Esas dificultades iniciales no impiden que el pontificado de san Dámaso sea importante y fecundo. De las construcciones, destinadas a hacer de Roma una ciudad cristiana, es buena muestra el trazado actual de San Pablo Extramuros. Buscaba deliberadamente levantar el nivel cultural de la Iglesia. Inspiró la legislación de Valentiniano I (364-375), Graciano (375-383)y, sobre todo, Teodosio (379-385). Contribuyó a un acercamiento entre la vida cristiana y la sociedad romana, mostrando con sus maneras aristocráticas que no había ninguna incompatibilidad entre ellas. De este modo hacía aparecer las corrientes heréticas como el arrianismo, el apolinarismo (que atribuía al Espíritu Santo el papel de alma humana de Jesucristo), el sabelianismo dualista o el macedonianismo (que rechazaba la naturaleza divina del Espíritu Santo) como amenazas contra el orden social. La ortodoxia era el verdadero término de llegada del rico pensamiento helenístico y así combatió todo rigorismo, como el de los discípulos de Lucifer de Caglari, y propugnó frente al priscilianismo una actitud más moderada que la de sus jueces. En suma, el cristianismo tenía que convertirse en el nuevo elemento integrador de la sociedad y por ello no veía inconveniente en acudir a las autoridades imperiales cuando se trataba de corregir desviaciones.
La búsqueda de la unidad. Esa unidad integradora, en opinión de Dámaso, estaba íntimamente vinculada al reconocimiento del primado de Roma y no por razones políticas, sino porque así lo había dispuesto Cristo al entregar a Pedro los poderes para atar y desatar. Su principal éxito fue alcanzado cuando Teodosio (27 de febrero del 380) declaró la fe cristiana como religión oficial del Imperio, tal como la recibieran los apóstoles y ahora Dámaso y Pedro de Alejandría la sostenían. Roma era, pues, fiel custodia de la ortodoxia. En asuntos que le parecían de importancia, Dámaso no cedía: en la sede de Antioquía apoyó a Paulino, riguroso niceano, frente a Melecio, partidario de ofrecer concesiones, y aunque aquél representaba a un grupo minoritario, consiguió hacerle triunfar.
Se reunió el concilio ecuménico en Constantinopla (381) para clarificar definitivamente la doctrina de un Símbolo de Fe que precisaba aún más que el de Nicea. Pero cuando los legados pontificios habían abandonado la ciudad, se aprobó un canon que reconocía a Constantinopla –la «nueva Roma»– un honor semejante al de la «vieja Roma». Dámaso se negó a confirmar las actas aunque no el Símbolo.

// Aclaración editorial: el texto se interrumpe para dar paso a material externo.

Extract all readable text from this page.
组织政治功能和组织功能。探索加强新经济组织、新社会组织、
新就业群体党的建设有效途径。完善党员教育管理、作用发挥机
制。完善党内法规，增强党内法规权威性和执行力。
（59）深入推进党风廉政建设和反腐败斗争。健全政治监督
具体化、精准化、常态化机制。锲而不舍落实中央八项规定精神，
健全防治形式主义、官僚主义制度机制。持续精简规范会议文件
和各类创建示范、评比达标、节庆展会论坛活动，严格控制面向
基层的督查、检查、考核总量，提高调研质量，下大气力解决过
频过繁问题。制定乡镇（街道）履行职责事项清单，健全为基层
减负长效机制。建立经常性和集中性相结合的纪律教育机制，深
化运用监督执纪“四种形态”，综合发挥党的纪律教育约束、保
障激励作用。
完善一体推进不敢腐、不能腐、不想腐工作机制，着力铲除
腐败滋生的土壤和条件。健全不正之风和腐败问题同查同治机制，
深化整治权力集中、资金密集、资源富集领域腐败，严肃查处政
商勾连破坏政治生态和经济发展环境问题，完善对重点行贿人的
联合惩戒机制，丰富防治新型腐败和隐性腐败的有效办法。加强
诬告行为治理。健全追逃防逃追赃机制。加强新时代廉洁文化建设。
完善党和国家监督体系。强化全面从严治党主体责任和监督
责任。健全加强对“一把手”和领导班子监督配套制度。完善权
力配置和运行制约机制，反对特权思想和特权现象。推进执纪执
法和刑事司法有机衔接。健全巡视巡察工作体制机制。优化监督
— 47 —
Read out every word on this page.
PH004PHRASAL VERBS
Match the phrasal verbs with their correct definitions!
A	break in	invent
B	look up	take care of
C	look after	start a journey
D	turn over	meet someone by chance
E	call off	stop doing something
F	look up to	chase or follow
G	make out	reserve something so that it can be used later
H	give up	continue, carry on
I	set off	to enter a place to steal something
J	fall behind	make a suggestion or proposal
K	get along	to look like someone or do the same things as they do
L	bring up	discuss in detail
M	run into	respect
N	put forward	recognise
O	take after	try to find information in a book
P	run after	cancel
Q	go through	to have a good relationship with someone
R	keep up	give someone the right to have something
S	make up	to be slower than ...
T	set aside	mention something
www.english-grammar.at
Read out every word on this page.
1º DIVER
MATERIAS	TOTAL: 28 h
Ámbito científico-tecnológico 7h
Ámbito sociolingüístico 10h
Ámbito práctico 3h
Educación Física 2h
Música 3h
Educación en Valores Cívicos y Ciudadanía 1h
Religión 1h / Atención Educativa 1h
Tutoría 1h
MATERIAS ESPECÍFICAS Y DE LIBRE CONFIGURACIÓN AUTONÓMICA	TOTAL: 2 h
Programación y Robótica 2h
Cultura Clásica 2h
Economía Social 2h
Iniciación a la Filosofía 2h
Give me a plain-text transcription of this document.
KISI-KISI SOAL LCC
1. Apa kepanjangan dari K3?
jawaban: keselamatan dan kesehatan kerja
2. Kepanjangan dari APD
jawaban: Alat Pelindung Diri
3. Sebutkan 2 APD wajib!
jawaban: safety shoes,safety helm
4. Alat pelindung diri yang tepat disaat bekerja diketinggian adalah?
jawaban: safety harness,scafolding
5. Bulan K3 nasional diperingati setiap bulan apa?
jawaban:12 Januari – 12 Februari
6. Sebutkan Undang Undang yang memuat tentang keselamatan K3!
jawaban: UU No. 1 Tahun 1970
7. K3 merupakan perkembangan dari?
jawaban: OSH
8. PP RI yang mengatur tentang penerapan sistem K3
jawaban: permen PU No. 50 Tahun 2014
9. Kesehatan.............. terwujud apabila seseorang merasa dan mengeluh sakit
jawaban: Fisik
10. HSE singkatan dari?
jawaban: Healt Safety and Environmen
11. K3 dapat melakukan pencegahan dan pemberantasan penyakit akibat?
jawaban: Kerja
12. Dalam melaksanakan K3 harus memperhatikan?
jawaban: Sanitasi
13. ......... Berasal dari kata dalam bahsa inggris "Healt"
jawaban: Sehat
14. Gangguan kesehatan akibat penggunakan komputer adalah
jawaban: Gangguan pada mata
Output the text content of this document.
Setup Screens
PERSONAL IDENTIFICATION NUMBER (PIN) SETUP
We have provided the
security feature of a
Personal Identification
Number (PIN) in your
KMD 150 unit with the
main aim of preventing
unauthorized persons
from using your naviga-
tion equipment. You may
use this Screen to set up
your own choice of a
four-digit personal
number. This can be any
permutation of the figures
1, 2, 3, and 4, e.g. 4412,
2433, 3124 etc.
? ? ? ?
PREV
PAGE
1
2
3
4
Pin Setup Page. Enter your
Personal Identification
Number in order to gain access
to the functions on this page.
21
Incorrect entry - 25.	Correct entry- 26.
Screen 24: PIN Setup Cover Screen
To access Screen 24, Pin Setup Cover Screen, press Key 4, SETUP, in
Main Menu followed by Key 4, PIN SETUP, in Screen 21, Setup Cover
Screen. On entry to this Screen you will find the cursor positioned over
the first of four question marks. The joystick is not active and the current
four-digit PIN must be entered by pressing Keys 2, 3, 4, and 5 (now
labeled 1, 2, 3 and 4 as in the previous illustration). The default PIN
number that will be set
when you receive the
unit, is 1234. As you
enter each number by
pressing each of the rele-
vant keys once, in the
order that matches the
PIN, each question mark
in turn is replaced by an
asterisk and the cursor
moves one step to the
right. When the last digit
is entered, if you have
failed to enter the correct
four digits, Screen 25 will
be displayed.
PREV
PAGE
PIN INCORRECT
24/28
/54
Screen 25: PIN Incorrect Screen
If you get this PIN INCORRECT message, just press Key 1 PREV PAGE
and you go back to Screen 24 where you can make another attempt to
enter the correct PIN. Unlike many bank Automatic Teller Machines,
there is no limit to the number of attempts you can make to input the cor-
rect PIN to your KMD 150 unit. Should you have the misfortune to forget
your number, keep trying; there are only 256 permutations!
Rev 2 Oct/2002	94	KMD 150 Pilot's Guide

Estaba surgiendo la importante fisura: los orientales, esgrimiendo razones políticas, parecían dispuestos a admitir una primacía de honor de Roma sobre toda la Iglesia, y de jurisdicción sobre Occidente, pero haciéndola depender de su capitalidad en el Imperio; por esa misma razón debía recaer ahora sobre Constantinopla una primacía sobre Oriente. Dicha fisura nunca se cerró por completo y acabaría generando la división. Hay un trasfondo en el entusiasmo con que Dámaso se lanzó a su tarea de construcciones –por ejemplo San Lorenzo in Dámaso– y de afirmación del culto a los mártires: no era la Roma pagana la que daba gloria al mundo, sino la cristiana, fertilizada por la sangre de los que murieron por su fe. Reorganizó los archivos y las actas y puso a san Jerónimo al frente de su secretaría. La obra fundamental de este santo fue proporcionar una versión latina de la Biblia, la Vulgata, heredera de la de los Setenta y considerada como texto fehaciente para todo el Occidente.
El papa era ya un gran poder. No sólo por la riqueza acumulada y por su influencia social que le permitían asumir poco a poco la administración de Roma, sino porque en medio de la general decadencia urbana, que se acentuaría durante siglos, estaba surgiendo la gran ciudad cristiana, centro intelectual y artístico al servicio de la fe. Dámaso contribuyó a ello con textos litúrgicos, obras poéticas y un tratado que cantaba las excelencias de la virginidad. Sus restos mortales, depositados primero en una pequeña iglesia de la vía Ardeatina, fueron luego inhumados en San Lorenzo in Dámaso.
Ursino o Ursicino, que figura en los registros como antipapa, retuvo hasta el día de su muerte la pretensión de ser el verdadero electo. Sus partidarios, especialmente los diáconos Amancio y Lupus, combatieron a san Dámaso con todas sus fuerzas, sin detenerse en las graves calumnias. El emperador Valentiniano II (375-392) encomendó al prefecto de la ciudad, Praetextatus, que buscara una fórmula de paz, repartiendo el territorio entre ambas facciones, pero los ursinistas consideraron esta decisión como una victoria y causaron en los años 367 y 368 tales desórdenes que las autoridades civiles se vieron en la necesidad de intervenir, prohibiéndoles la estancia en un radio de veinte millas en torno a Roma, luego ampliado a cien. Es evidente que dichas autoridades se resistían a intervenir en un asunto que quedaba fuera de su competencia (las condiciones que debe reunir un papa para ser considerado legítimo) y, aunque apoyaron a Dámaso, se negaron a tomar medidas contra su rival. El conflicto se apaciguó tras la muerte de Dámaso (384).